1. Enable Multi-Region Monitoring:

• Have GuardDuty and Security Hub across all AWS regions activated to prevent blind spots by ensuring that no malicious activity goes undetected in lesser-used regions. I know it sounds costly but without it it can be more costly
• Use AWS Config to continuously monitor and ensure resource configurations comply with security standards in all regions, such as enforcing encryption for RDS instances or ensuring S3 buckets are not publicly accessible. These configurations will not only help you for your security posture but also for audit purposes.
• Leverage AWS Organizations to automate the enablement of these services across all accounts, simplifying the process for large, multi-account setups. Governance is not to be taken lightly. Use strict rules for your cloud hierarchy and policies.
• Use EventBridge to create cross-region event rules for centralized visibility, allowing findings from all regions to initiate automated workflows in case of an incident. Like we said "Automation is very useful".
• Use Terraform or AWS CloudFormation to deploy GuardDuty and Security Hub configurations across multiple accounts and regions, ensuring consistency in security operations. Thus you can have a centralized way of managing your resources

2. Minimize False Positives:

• Use suppression rules in GuardDuty for non-critical activities and regularly update trusted IP lists to focus on genuine threats. Believe me you don't want to be notified about a public bucket that you configured it that way on purpose.
• Feel free to fine-tune your severity filters to ensure findings align with your organization's risk tolerance. Not everything is critical ;)
• Automation, Automation, Automation!! Leverage automation tools like AWS Lambda to suppress repetitive findings dynamically and improve overall efficiency in processing alerts. Not doing so may lead to idle responses due to the "needle in a haystack" effect, where alerts don't have great significance.

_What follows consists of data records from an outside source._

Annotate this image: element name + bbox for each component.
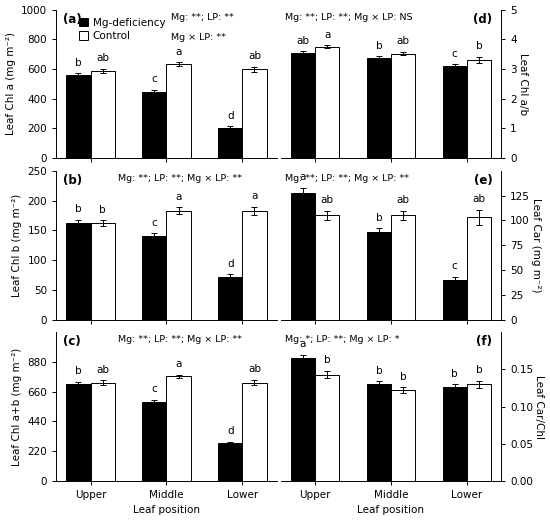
Text: a: a (175, 47, 182, 57)
Text: b: b (376, 213, 382, 222)
Text: Mg: **; LP: **; Mg × LP: **: Mg: **; LP: **; Mg × LP: ** (118, 174, 242, 183)
Text: d: d (227, 259, 234, 269)
Text: a: a (175, 192, 182, 202)
Bar (367, 232, 391, 319)
Text: b: b (476, 42, 482, 52)
Text: b: b (75, 366, 82, 376)
Y-axis label: Leaf Chl b (mg m⁻²): Leaf Chl b (mg m⁻²) (12, 194, 22, 297)
Bar (467, 60, 491, 158)
Text: ab: ab (96, 365, 109, 375)
Bar (91, 71, 115, 158)
Bar (243, 210, 267, 319)
Y-axis label: Leaf Car/Chl: Leaf Car/Chl (535, 375, 544, 439)
Text: ab: ab (397, 36, 410, 46)
Text: a: a (300, 172, 306, 182)
Bar (467, 384, 491, 481)
Bar (315, 47, 339, 158)
Bar (391, 54, 415, 158)
Text: b: b (376, 366, 382, 376)
Text: b: b (476, 365, 482, 375)
Text: ab: ab (96, 53, 109, 63)
Bar (167, 64, 191, 158)
Y-axis label: Leaf Chl a (mg m⁻²): Leaf Chl a (mg m⁻²) (6, 32, 15, 135)
Text: c: c (151, 384, 157, 394)
X-axis label: Leaf position: Leaf position (358, 505, 425, 515)
Bar (291, 193, 315, 319)
Text: b: b (452, 369, 458, 379)
Text: Mg: **; LP: **: Mg: **; LP: ** (171, 13, 234, 21)
Bar (67, 384, 91, 481)
Text: b: b (324, 355, 331, 365)
Text: a: a (300, 339, 306, 349)
Text: (b): (b) (63, 174, 82, 187)
Bar (291, 358, 315, 481)
Text: b: b (75, 57, 82, 68)
Bar (67, 222, 91, 319)
Bar (142, 237, 167, 319)
Text: (a): (a) (63, 13, 81, 26)
Bar (218, 443, 243, 481)
Bar (391, 390, 415, 481)
Text: d: d (227, 426, 234, 436)
Bar (367, 58, 391, 158)
Text: ab: ab (472, 194, 486, 204)
Bar (315, 216, 339, 319)
Bar (91, 382, 115, 481)
Text: b: b (75, 204, 82, 214)
Bar (391, 216, 415, 319)
Bar (291, 53, 315, 158)
Bar (443, 280, 467, 319)
Bar (367, 384, 391, 481)
Bar (167, 210, 191, 319)
Bar (67, 75, 91, 158)
Bar (142, 402, 167, 481)
Text: a: a (175, 359, 182, 369)
Bar (443, 387, 467, 481)
Text: a: a (251, 191, 257, 201)
Text: a: a (324, 30, 331, 40)
Text: b: b (100, 205, 106, 215)
Text: Mg: **; LP: **; Mg × LP: NS: Mg: **; LP: **; Mg × LP: NS (285, 13, 416, 21)
Text: c: c (452, 261, 458, 271)
Text: b: b (376, 41, 382, 51)
Text: Mg: *; LP: **; Mg × LP: *: Mg: *; LP: **; Mg × LP: * (285, 335, 403, 344)
Y-axis label: Leaf Chl a/b: Leaf Chl a/b (518, 53, 528, 115)
Bar (443, 66, 467, 158)
Text: c: c (151, 74, 157, 84)
Text: (d): (d) (473, 13, 492, 26)
Text: Mg: **; LP: **; Mg × LP: **: Mg: **; LP: **; Mg × LP: ** (285, 174, 412, 183)
Text: ab: ab (321, 195, 334, 205)
Y-axis label: Leaf Chl a+b (mg m⁻²): Leaf Chl a+b (mg m⁻²) (12, 348, 22, 466)
Text: b: b (400, 371, 406, 381)
Text: d: d (227, 110, 234, 121)
Bar (218, 128, 243, 158)
Bar (167, 377, 191, 481)
Bar (218, 277, 243, 319)
Text: c: c (151, 218, 157, 228)
Legend: Mg-deficiency, Control: Mg-deficiency, Control (79, 18, 165, 41)
Bar (315, 375, 339, 481)
Text: Mg: **; LP: **; Mg × LP: **: Mg: **; LP: **; Mg × LP: ** (118, 335, 242, 344)
Y-axis label: Leaf Car (mg m⁻²): Leaf Car (mg m⁻²) (531, 198, 541, 292)
Text: ab: ab (248, 51, 261, 61)
Bar (142, 92, 167, 158)
Text: ab: ab (397, 195, 410, 205)
Text: ab: ab (296, 35, 310, 45)
Text: (c): (c) (63, 335, 81, 348)
X-axis label: Leaf position: Leaf position (133, 505, 200, 515)
Text: c: c (452, 48, 458, 58)
Bar (243, 382, 267, 481)
Text: Mg × LP: **: Mg × LP: ** (171, 33, 226, 42)
Bar (91, 223, 115, 319)
Text: (f): (f) (476, 335, 492, 348)
Bar (243, 69, 267, 158)
Text: (e): (e) (474, 174, 492, 187)
Text: ab: ab (248, 364, 261, 374)
Bar (467, 217, 491, 319)
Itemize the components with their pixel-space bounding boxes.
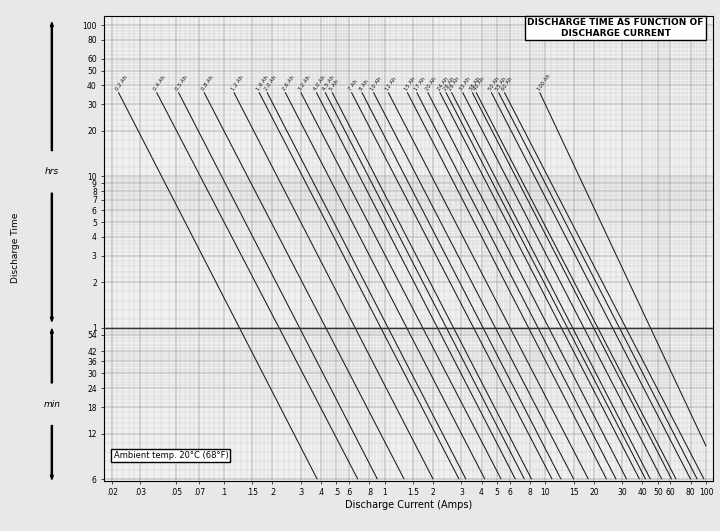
Text: 55 Ah: 55 Ah (495, 76, 508, 92)
Text: 0.2 Ah: 0.2 Ah (115, 75, 129, 92)
Text: 5 Ah: 5 Ah (328, 79, 340, 92)
Text: 7 Ah: 7 Ah (348, 79, 359, 92)
Text: 12 Ah: 12 Ah (384, 76, 397, 92)
Text: 24 Ah: 24 Ah (436, 76, 449, 92)
Text: 50 Ah: 50 Ah (488, 76, 501, 92)
Text: 20 Ah: 20 Ah (424, 76, 437, 92)
Text: 100 Ah: 100 Ah (536, 73, 551, 92)
Text: 2.0 Ah: 2.0 Ah (264, 75, 277, 92)
Text: 10 Ah: 10 Ah (370, 76, 383, 92)
Text: 60 Ah: 60 Ah (501, 76, 514, 92)
Text: Discharge Time: Discharge Time (12, 213, 20, 284)
Text: 17 Ah: 17 Ah (413, 76, 426, 92)
Text: 33 Ah: 33 Ah (459, 76, 472, 92)
Text: 28 Ah: 28 Ah (448, 76, 461, 92)
Text: 1.9 Ah: 1.9 Ah (256, 75, 269, 92)
Text: 38 Ah: 38 Ah (469, 76, 482, 92)
Text: 4.5 Ah: 4.5 Ah (322, 75, 336, 92)
Text: 2.6 Ah: 2.6 Ah (282, 75, 296, 92)
Text: 0.4 Ah: 0.4 Ah (153, 75, 167, 92)
Text: Ambient temp. 20°C (68°F): Ambient temp. 20°C (68°F) (114, 451, 228, 460)
Text: 26 Ah: 26 Ah (443, 76, 455, 92)
Text: 0.8 Ah: 0.8 Ah (201, 75, 215, 92)
Text: 4.0 Ah: 4.0 Ah (313, 75, 327, 92)
X-axis label: Discharge Current (Amps): Discharge Current (Amps) (345, 500, 472, 510)
Text: 8 Ah: 8 Ah (359, 79, 369, 92)
Text: 1.2 Ah: 1.2 Ah (230, 75, 244, 92)
Text: 15 Ah: 15 Ah (404, 76, 417, 92)
Text: min: min (43, 400, 60, 409)
Text: 40 Ah: 40 Ah (472, 76, 485, 92)
Text: DISCHARGE TIME AS FUNCTION OF
DISCHARGE CURRENT: DISCHARGE TIME AS FUNCTION OF DISCHARGE … (527, 18, 703, 38)
Text: hrs: hrs (45, 167, 59, 176)
Text: 3.2 Ah: 3.2 Ah (297, 75, 311, 92)
Text: 0.5 Ah: 0.5 Ah (175, 75, 189, 92)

3. Leverage Third-Party Tools:

If you have already solutions in place where your infrastructure and landscape is being monitored, well this is your lucky day. AWS GuardDuty and Security Hub offer plenty of integrations with SIEM solutions like Splunk, Datadog, or QRadar for extended analytics and advanced threat correlation.

Conclusion

Using AWS Security Hub in conjunction with Amazon GuardDuty allows organizations to get threat detection and a centralized view for all of their AWS environments. Both services can be used to help businesses defend against threats by identifying security risks so they may be remediated, response actions can be automated, and compliance with industry standards can be maintained.

To enhance your implementation, you could build a multi-region Security Hub analytics pipeline or explore integrations with third party tools to extend your capabilities. Furthermore, focus on automation and customization to ensure these tools meet your organization’s needs. Remain vigilant and incorporate these best practices to enhance your cloud security posture for comprehensive threat detection.

And remember; Security can be expensive but have you tried it without it?